Telling Our Story: Collections
The museum holds in public trust over 12,000 objects donated to the City of Humboldt. Collectively, these artifacts tell the story of the development of Humboldt and area. They are objects that demonstrate everyday life, but represent ingenuity, accomplishments, suffering and the values of the people who built the community of Humboldt and surrounding area.
The collection includes:
- Artifacts from the Humboldt Telegraph Station (circa 1878–1885), located on the Carlton Trail, including those found through an archaeological investigation conducted in 1995 of the telegraph station site;
- One of the oldest collections of natural history specimens in the province, begun in the 1920s by the monks at St.

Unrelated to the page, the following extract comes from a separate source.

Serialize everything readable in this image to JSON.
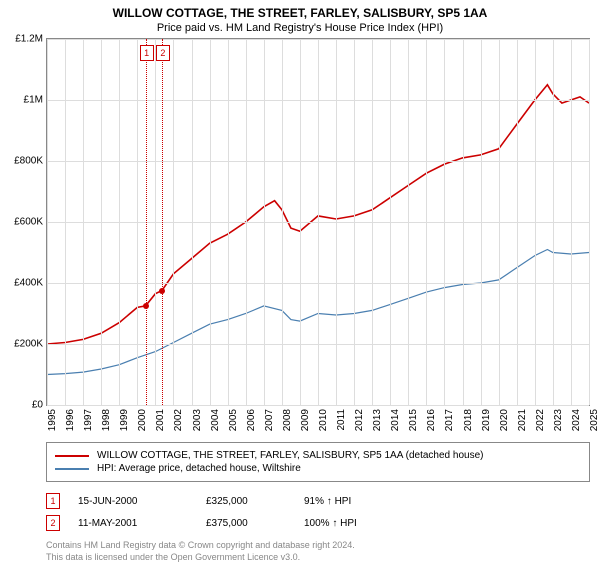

Peter’s Abbey;
- Items relating to the spiritual guidance by the Benedictine monks, educational role of the Ursuline Sisters and the impact on health care by the Elizabethan sisters;
- Early settlement era, including themes of transportation, communication, family life and community organizations;
- Memorabilia from businesses and events of Humboldt’s past;
- The development of Humboldt from the early pioneers to present time.
Consider a donation
If you have an artifact that would assist in telling Humboldt’s story, please consider making a donation to the museum’s collection.
Photo above right: This stain glass window, Sing to the Lord, graces the main floor of the museum. It was originally installed in 1963 in the Chapel of the Ursuline Convent in Bruno.
Photo right: These boots were worn by John Boehm when he was struck dead by lightning in 1907.